40,39.0,"frozenset({'spaghetti', 'herb & pepper', 'grou...",0.0063991467804292,[OrderedStatistic(items_base=frozenset({'spagh...
33,32.0,"frozenset({'frozen vegetables', 'shrimp', 'spa...",0.0059992001066524,[OrderedStatistic(items_base=frozenset({'froze...
44,43.0,"frozenset({'spaghetti', 'shrimp', 'ground beef'})",0.0059992001066524,[OrderedStatistic(items_base=frozenset({'shrim...


# Explanation


The provided data shows association rules discovered by applying the Apriori algorithm to a dataset of transactions. Let's break down the information:

    Items: This column shows the combination of items that are found together in transactions. Each row represents a specific combination of items.

    Support: Support is a measure of how frequently an itemset appears in the dataset. It indicates the proportion of transactions in which the itemset appears.
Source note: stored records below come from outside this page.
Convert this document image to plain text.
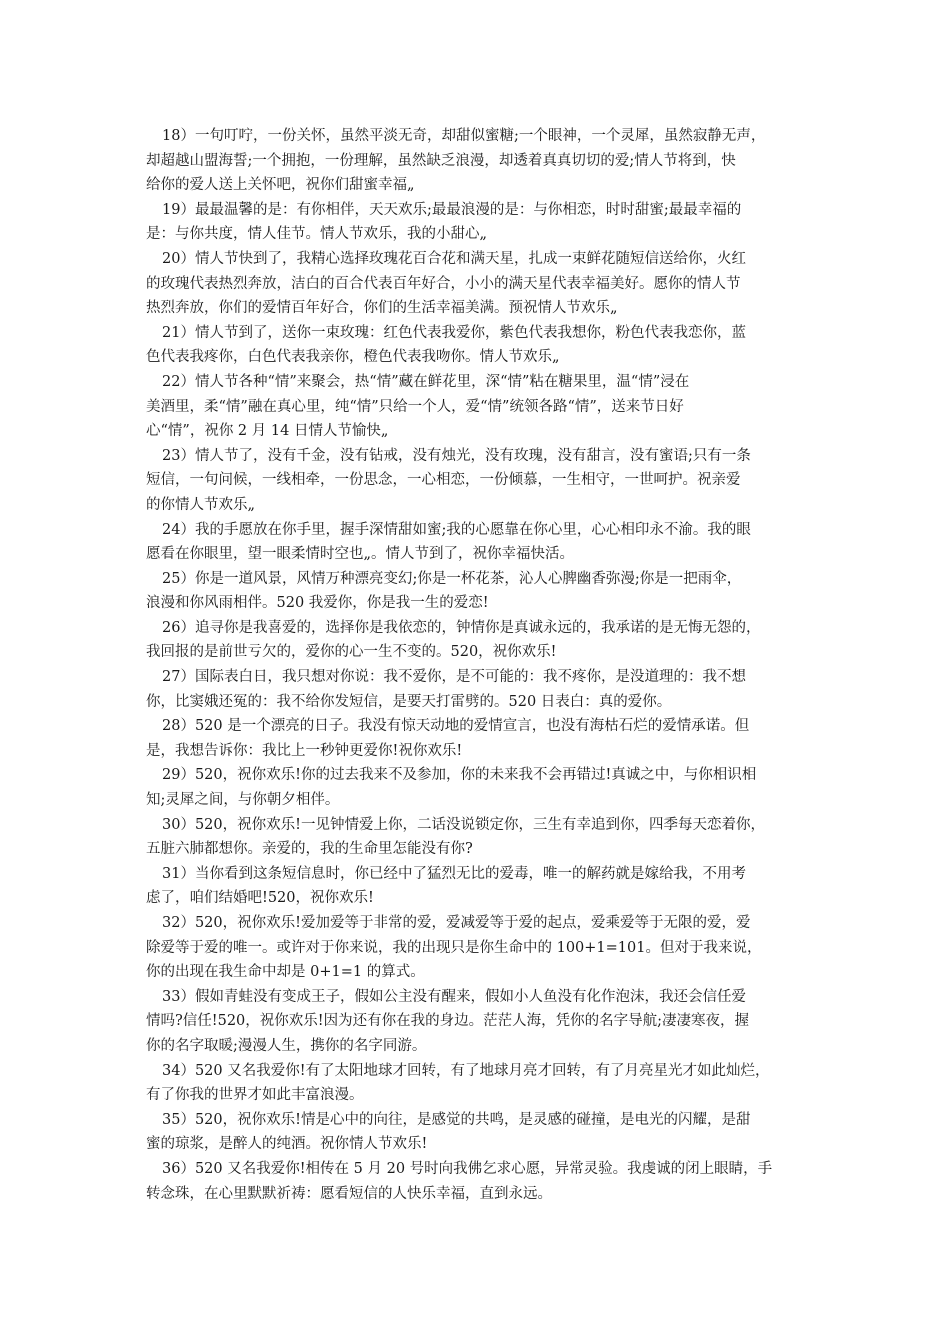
18）一句叮咛，一份关怀，虽然平淡无奇，却甜似蜜糖;一个眼神，一个灵犀，虽然寂静无声，
却超越山盟海誓;一个拥抱，一份理解，虽然缺乏浪漫，却透着真真切切的爱;情人节将到，快
给你的爱人送上关怀吧，祝你们甜蜜幸福„

19）最最温馨的是：有你相伴，天天欢乐;最最浪漫的是：与你相恋，时时甜蜜;最最幸福的
是：与你共度，情人佳节。情人节欢乐，我的小甜心„

20）情人节快到了，我精心选择玫瑰花百合花和满天星，扎成一束鲜花随短信送给你，火红
的玫瑰代表热烈奔放，洁白的百合代表百年好合，小小的满天星代表幸福美好。愿你的情人节
热烈奔放，你们的爱情百年好合，你们的生活幸福美满。预祝情人节欢乐„

21）情人节到了，送你一束玫瑰：红色代表我爱你，紫色代表我想你，粉色代表我恋你，蓝
色代表我疼你，白色代表我亲你，橙色代表我吻你。情人节欢乐„

22）情人节各种“情”来聚会，热“情”藏在鲜花里，深“情”粘在糖果里，温“情”浸在
美酒里，柔“情”融在真心里，纯“情”只给一个人，爱“情”统领各路“情”，送来节日好
心“情”，祝你 2 月 14 日情人节愉快„

23）情人节了，没有千金，没有钻戒，没有烛光，没有玫瑰，没有甜言，没有蜜语;只有一条
短信，一句问候，一线相牵，一份思念，一心相恋，一份倾慕，一生相守，一世呵护。祝亲爱
的你情人节欢乐„

24）我的手愿放在你手里，握手深情甜如蜜;我的心愿靠在你心里，心心相印永不渝。我的眼
愿看在你眼里，望一眼柔情时空也„。情人节到了，祝你幸福快活。

25）你是一道风景，风情万种漂亮变幻;你是一杯花茶，沁人心脾幽香弥漫;你是一把雨伞，
浪漫和你风雨相伴。520 我爱你，你是我一生的爱恋!

26）追寻你是我喜爱的，选择你是我依恋的，钟情你是真诚永远的，我承诺的是无悔无怨的，
我回报的是前世亏欠的，爱你的心一生不变的。520，祝你欢乐!

27）国际表白日，我只想对你说：我不爱你，是不可能的：我不疼你，是没道理的：我不想
你，比窦娥还冤的：我不给你发短信，是要天打雷劈的。520 日表白：真的爱你。

28）520 是一个漂亮的日子。我没有惊天动地的爱情宣言，也没有海枯石烂的爱情承诺。但
是，我想告诉你：我比上一秒钟更爱你!祝你欢乐!

29）520，祝你欢乐!你的过去我来不及参加，你的未来我不会再错过!真诚之中，与你相识相
知;灵犀之间，与你朝夕相伴。

30）520，祝你欢乐!一见钟情爱上你，二话没说锁定你，三生有幸追到你，四季每天恋着你，
五脏六肺都想你。亲爱的，我的生命里怎能没有你?

31）当你看到这条短信息时，你已经中了猛烈无比的爱毒，唯一的解药就是嫁给我，不用考
虑了，咱们结婚吧!520，祝你欢乐!

32）520，祝你欢乐!爱加爱等于非常的爱，爱减爱等于爱的起点，爱乘爱等于无限的爱，爱
除爱等于爱的唯一。或许对于你来说，我的出现只是你生命中的 100+1=101。但对于我来说，
你的出现在我生命中却是 0+1=1 的算式。

33）假如青蛙没有变成王子，假如公主没有醒来，假如小人鱼没有化作泡沫，我还会信任爱
情吗?信任!520，祝你欢乐!因为还有你在我的身边。茫茫人海，凭你的名字导航;凄凄寒夜，握
你的名字取暖;漫漫人生，携你的名字同游。

34）520 又名我爱你!有了太阳地球才回转，有了地球月亮才回转，有了月亮星光才如此灿烂，
有了你我的世界才如此丰富浪漫。

35）520，祝你欢乐!情是心中的向往，是感觉的共鸣，是灵感的碰撞，是电光的闪耀，是甜
蜜的琼浆，是醉人的纯酒。祝你情人节欢乐!

36）520 又名我爱你!相传在 5 月 20 号时向我佛乞求心愿，异常灵验。我虔诚的闭上眼睛，手
转念珠，在心里默默祈祷：愿看短信的人快乐幸福，直到永远。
    Ordered_Statistics: This column contains detailed information about the association rule, including:
        Items_Base: The antecedent (or left-hand side) of the association rule.
        Items_Add: The consequent (or right-hand side) of the association rule.
        Confidence: Confidence is a measure of the reliability of the rule. It indicates the likelihood that the consequent appears in a transaction given that the antecedent appears.
        Lift: Lift measures how much more likely the consequent is to be found in transactions containing the antecedent compared to its expected frequency. A lift greater than 1 indicates that the antecedent and consequent appear together more often than expected by chance.
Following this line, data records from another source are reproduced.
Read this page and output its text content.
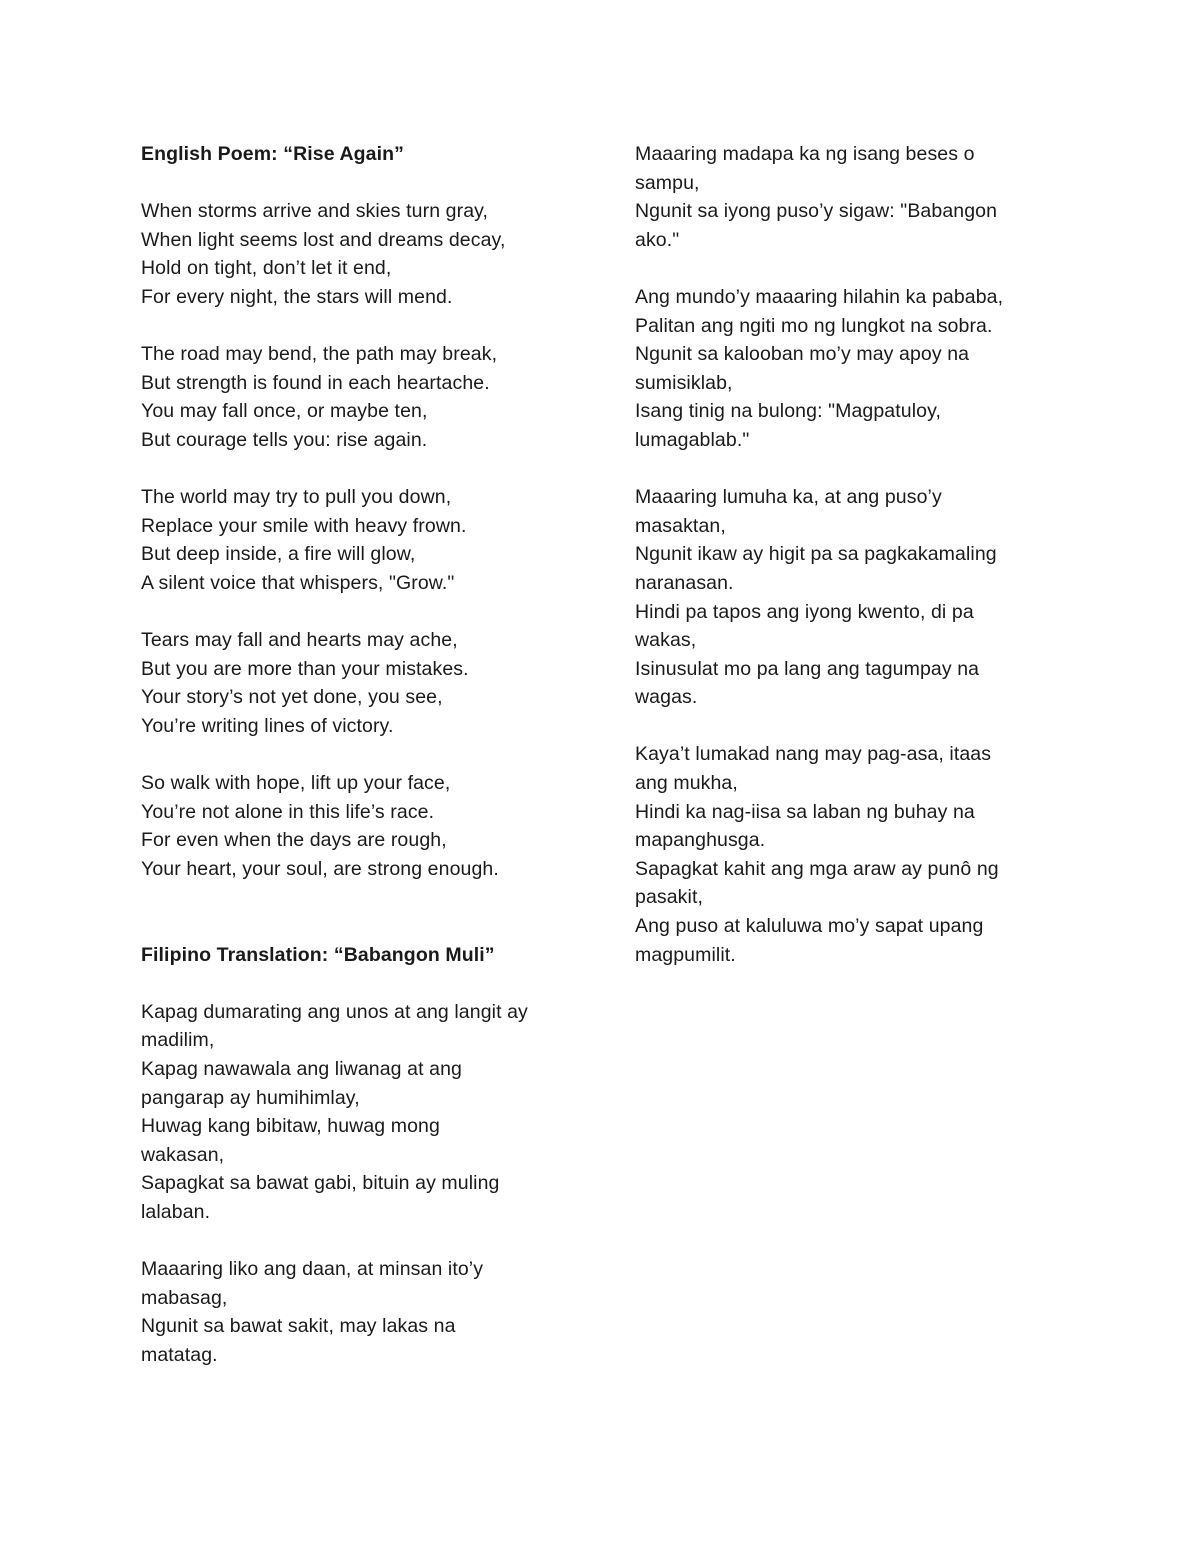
English Poem: “Rise Again”
When storms arrive and skies turn gray,
When light seems lost and dreams decay,
Hold on tight, don’t let it end,
For every night, the stars will mend.
The road may bend, the path may break,
But strength is found in each heartache.
You may fall once, or maybe ten,
But courage tells you: rise again.
The world may try to pull you down,
Replace your smile with heavy frown.
But deep inside, a fire will glow,
A silent voice that whispers, "Grow."
Tears may fall and hearts may ache,
But you are more than your mistakes.
Your story’s not yet done, you see,
You’re writing lines of victory.
So walk with hope, lift up your face,
You’re not alone in this life’s race.
For even when the days are rough,
Your heart, your soul, are strong enough.
Filipino Translation: “Babangon Muli”
Kapag dumarating ang unos at ang langit ay
madilim,
Kapag nawawala ang liwanag at ang
pangarap ay humihimlay,
Huwag kang bibitaw, huwag mong
wakasan,
Sapagkat sa bawat gabi, bituin ay muling
lalaban.
Maaaring liko ang daan, at minsan ito’y
mabasag,
Ngunit sa bawat sakit, may lakas na
matatag.
Maaaring madapa ka ng isang beses o
sampu,
Ngunit sa iyong puso’y sigaw: "Babangon
ako."
Ang mundo’y maaaring hilahin ka pababa,
Palitan ang ngiti mo ng lungkot na sobra.
Ngunit sa kalooban mo’y may apoy na
sumisiklab,
Isang tinig na bulong: "Magpatuloy,
lumagablab."
Maaaring lumuha ka, at ang puso’y
masaktan,
Ngunit ikaw ay higit pa sa pagkakamaling
naranasan.
Hindi pa tapos ang iyong kwento, di pa
wakas,
Isinusulat mo pa lang ang tagumpay na
wagas.
Kaya’t lumakad nang may pag-asa, itaas
ang mukha,
Hindi ka nag-iisa sa laban ng buhay na
mapanghusga.
Sapagkat kahit ang mga araw ay punô ng
pasakit,
Ang puso at kaluluwa mo’y sapat upang
magpumilit.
Let's interpret the first association rule:

    Items: 'light cream' and 'chicken'
    Support: 0.0045
    Ordered_Statistics: Confidence=0.2906, Lift=4.8439

Interpretation:

    The association rule indicates that there is a support of 0.0045 for transactions containing both 'light cream' and 'chicken'.
    The confidence of the rule is 0.2906, which means that 29.06% of transactions containing 'light cream' also contain 'chicken'.
    The lift of the rule is 4.8439, which means that transactions containing both 'light cream' and 'chicken' are approximately 4.84 times more likely than transactions containing 'chicken' alone. This indicates a strong positive association between 'light cream' and 'chicken'.




# Another example

    Association Rule: {light cream} -> {chicken}
    Support: 0.0045
    Confidence: 0.2906
    Lift: 4.8439

Interpretation:

    The association rule indicates that there is a support of 0.0045 for transactions containing both 'light cream' and 'chicken'.
    The confidence of the rule is 0.2906, which means that 29.06% of transactions containing 'light cream' also contain 'chicken'.
    The lift of the rule is 4.8439, which means that transactions containing both 'light cream' and 'chicken' are approximately 4.84 times more likely than transactions containing 'chicken' alone. This indicates a strong positive association between 'light cream' and 'chicken'.

# How to choose the best association?

High Support: Look for association rules with high support values. High support indicates that the itemset occurs frequently in the dataset, making the rule more reliable.

High Confidence: Focus on association rules with high confidence values. High confidence indicates that the consequent is likely to occur when the antecedent is present. Rules with high confidence are more reliable and have a stronger predictive power.

Significant Lift: Look for association rules with lift values significantly greater than 1. A lift greater than 1 indicates that the antecedent and consequent occur together more frequently than expected by chance. Significant lift values suggest a meaningful association between the items.